The Social Media Minefield

Social media is a minefield of yet unchartered etiquette and sometimes awkward informality. We haven’t quite cottoned on to the fact yet that what might be inappropriate in person should carry through to what we type from behind the screen. The technology’s moving faster than we know how to deal with the altered social states it provides us with. We are all so hooked on our phones it seems impossible that there was a time when the internet didn’t exist. Some of us are old enough to remember the pre-smartphone age, while a generation of children and young people are growing up having never known life without gripping the world in the palm of their smooth-skinned hands.

I encountered something on Twitter yesterday that unnerved me, and it made me wonder how much damage social media is doing to how we interact with each other. I will shortly be attending an interview with a healthcare professional working for the Department of Work and Pensions. During this interview I will effectively have to prove that I’m a disabled person. Following this, my interviewer will advise the government on whether I should be granted a Personal Independence Payment or not. This is a small benefit paid to disabled people to do just as the name suggests; to help improve their lives with money toward living an independent life.

I find the prospect of the interview terrifying. While I am glad the DWP has measures in place to ensure the funding doesn’t get abused, I’m sure every disabled person would agree that the idea of having to spend an hour being grilled on how genuine and impactful your affliction can be isn’t pleasurable. Believing that forewarned is forearmed I asked on Twitter if anyone who had been through the interview could tell me what their experience was like, adding the words, “Please don’t scare me. :(“

The first person to respond was someone I don’t know particularly well and who doesn’t know me beyond my writing. He suggested that a bag would be pulled over my head and I’d be dragged away, before describing what he himself said reminded him of a horror film. I firmly believe the intention was humour. But I actually found this image terribly upsetting. In fact, every time I try to imagine what the interview might be like, this is the image that pops into my head.

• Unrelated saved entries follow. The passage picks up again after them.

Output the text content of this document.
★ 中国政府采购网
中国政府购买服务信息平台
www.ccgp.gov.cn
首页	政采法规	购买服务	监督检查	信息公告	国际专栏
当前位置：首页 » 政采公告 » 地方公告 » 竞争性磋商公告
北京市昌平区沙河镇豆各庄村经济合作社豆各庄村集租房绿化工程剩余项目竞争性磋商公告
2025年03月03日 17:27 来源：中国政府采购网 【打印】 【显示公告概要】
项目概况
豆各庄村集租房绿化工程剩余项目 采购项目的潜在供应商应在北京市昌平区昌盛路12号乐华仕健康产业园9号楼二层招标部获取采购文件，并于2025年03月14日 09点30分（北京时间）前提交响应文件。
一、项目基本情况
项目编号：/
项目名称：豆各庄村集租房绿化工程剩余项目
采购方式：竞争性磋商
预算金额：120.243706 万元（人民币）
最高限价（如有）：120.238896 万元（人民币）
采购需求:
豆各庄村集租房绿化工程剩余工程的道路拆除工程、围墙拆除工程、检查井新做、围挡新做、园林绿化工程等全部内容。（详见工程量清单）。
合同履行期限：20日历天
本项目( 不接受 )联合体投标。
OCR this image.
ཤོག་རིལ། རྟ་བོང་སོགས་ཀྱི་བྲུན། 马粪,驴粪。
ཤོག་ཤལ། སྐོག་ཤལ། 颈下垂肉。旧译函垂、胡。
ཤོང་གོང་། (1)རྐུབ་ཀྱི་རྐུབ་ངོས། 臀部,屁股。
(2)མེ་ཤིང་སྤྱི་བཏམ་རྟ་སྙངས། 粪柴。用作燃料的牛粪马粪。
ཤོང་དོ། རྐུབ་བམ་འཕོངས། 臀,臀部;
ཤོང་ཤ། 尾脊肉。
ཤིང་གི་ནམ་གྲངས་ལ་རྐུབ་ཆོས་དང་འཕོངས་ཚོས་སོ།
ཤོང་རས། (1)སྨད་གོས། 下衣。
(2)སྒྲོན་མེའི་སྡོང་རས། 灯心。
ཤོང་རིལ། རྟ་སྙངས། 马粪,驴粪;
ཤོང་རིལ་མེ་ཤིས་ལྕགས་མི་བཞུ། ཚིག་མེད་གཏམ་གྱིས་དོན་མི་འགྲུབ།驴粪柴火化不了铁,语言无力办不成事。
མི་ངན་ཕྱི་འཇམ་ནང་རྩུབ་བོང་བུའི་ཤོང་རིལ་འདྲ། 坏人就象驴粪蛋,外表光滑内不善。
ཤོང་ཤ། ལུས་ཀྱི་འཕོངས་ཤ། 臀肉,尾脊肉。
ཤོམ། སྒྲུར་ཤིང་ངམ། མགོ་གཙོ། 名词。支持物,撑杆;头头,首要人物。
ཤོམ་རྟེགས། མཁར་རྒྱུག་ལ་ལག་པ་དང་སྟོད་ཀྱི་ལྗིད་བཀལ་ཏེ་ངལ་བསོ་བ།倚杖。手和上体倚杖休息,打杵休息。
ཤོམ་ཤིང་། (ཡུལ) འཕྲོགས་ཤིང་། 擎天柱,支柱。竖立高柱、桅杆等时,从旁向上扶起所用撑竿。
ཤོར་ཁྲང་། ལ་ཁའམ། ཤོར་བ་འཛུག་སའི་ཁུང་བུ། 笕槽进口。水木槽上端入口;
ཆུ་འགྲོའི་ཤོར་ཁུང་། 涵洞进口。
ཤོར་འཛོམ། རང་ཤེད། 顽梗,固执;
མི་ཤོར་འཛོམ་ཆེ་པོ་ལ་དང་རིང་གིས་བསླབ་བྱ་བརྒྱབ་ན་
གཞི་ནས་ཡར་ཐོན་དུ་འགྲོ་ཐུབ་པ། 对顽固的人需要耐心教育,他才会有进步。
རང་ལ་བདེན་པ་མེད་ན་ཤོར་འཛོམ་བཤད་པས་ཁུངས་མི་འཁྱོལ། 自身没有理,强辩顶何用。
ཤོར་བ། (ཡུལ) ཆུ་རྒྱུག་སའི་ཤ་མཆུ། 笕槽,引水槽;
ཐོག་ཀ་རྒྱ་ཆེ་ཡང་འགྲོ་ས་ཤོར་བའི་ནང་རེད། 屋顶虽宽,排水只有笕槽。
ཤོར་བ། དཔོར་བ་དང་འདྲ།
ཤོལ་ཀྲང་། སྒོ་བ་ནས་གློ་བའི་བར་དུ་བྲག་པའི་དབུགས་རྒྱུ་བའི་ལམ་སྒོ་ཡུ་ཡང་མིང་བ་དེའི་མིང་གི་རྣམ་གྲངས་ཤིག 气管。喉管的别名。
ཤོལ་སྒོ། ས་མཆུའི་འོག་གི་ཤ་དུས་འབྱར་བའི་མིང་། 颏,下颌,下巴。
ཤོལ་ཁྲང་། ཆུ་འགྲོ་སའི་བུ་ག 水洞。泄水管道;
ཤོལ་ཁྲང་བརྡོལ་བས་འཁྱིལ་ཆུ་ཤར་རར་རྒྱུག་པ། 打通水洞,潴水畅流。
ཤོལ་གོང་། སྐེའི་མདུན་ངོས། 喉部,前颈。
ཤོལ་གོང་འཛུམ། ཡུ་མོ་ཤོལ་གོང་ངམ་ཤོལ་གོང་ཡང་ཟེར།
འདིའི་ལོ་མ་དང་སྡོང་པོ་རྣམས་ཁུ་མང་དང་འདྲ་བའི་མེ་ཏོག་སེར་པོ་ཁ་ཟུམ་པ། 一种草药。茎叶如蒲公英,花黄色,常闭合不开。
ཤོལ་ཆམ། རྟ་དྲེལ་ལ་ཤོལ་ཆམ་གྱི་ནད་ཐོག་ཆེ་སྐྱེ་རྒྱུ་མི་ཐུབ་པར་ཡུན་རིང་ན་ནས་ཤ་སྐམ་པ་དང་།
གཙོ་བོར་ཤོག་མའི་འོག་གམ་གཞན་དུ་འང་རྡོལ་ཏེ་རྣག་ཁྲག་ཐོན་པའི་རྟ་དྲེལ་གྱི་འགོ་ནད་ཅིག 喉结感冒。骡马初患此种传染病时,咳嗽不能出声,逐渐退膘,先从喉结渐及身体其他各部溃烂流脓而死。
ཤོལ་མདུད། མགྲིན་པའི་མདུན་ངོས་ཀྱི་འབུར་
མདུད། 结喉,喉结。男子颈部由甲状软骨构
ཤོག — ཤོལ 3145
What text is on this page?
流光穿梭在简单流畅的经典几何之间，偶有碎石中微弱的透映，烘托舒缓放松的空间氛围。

I try to be the first to laugh at my disability; mainly because I spent a long time feeling bogged down by it. I found it as hilarious as my family did that it was me who mowed my parents’ lawn when they spent a month in Australia this summer. Me! The woman who walks like she’s a bit tipsy. Wobbly lines in the grass. It’s funny! But I think maybe what social media has done is diluted the ability to read social tells. Some people now seem oblivious to when a joke is appropriate and when a little more delicacy is required. It’s what Louis CK so perfectly articulated in his now viral appearance on Conan. In that moment of fear and vulnerability what I needed was reassurance that the interview would not be all the terrible things I imagine it might be.

It’s not really good enough to go down the Ricky Gervais road of ‘it’s not my fault if you don’t find my joke funny’. It’s arrogant, immature and it negates the need to be responsible for how our words affect other people. We also need to start learning the difference between ‘offensive’ and ‘in bad taste’. The intended joke about my medical interview did not offend me, but it was certainly a touch tasteless, ill-considered and was missing a little compassion. Something that lacks class is not necessarily offensive, despite ‘SORRY I OFFENDED YOU’ seemingly being the only comeback in our vocabulary when we misjudge a situation nowadays. Miley Cyrus and Robin Thicke’s notorious performance at the VMA’s, for example, did not offend me. I was a child of the 80s. I lived through Madonna. But the display was certainly in bad taste. There is a difference.

While Facebook generally remains a place we reserve for our friends and family, Twitter is more open. Twitter allows us to connect with people we’d never normally have access to, link with those who share our interests and form genuine real life friendships we’d never have found without it. But it also breeds a kind of familiarity that not everyone’s learnt to reign in yet.

I am ultimately a very private person. I’m very careful to word my writing about my life, my illness and how I’ve dealt with it in such a way that it tells my story, but not the story of my friends and family. Only those close to me know just how little I’m actually saying when I talk about my illness publicly. And even when I do write about it, it still feels uncomfortable and vulnerable to me. But I choose to share the details I do to allow myself to feel less alone with it, and in the hope that others looking for support find it in my writing. Staying invisible made me miserable.

Social media is a living, breathing beast powered by us. It will, I have no doubt, continue to be a source of irritation to all of us at some point during every single day we use it. Whether we’re rolling our eyes at cringemaking name dropping on Twitter, biting our tongues at that old school friend who posts hourly pictures of their pet iguana on Facebook, facepalming at teenage girls Snapchatting their disrobed torsos to every boy they know, or tutting at celebrities quite clearly plugging sponsored products via their PR-manned Twitter account. It is our responsibility to consider what we say and to whom; to possibly spend an extra two seconds deciding if a joke is appropriate to that person in that moment, and that we also agree to be humble enough to recognise when we’ve got it wrong, rather than sulk about it. In short, we need to stop paying lip service to Ricky Gervais and lend our ears to Louis CK.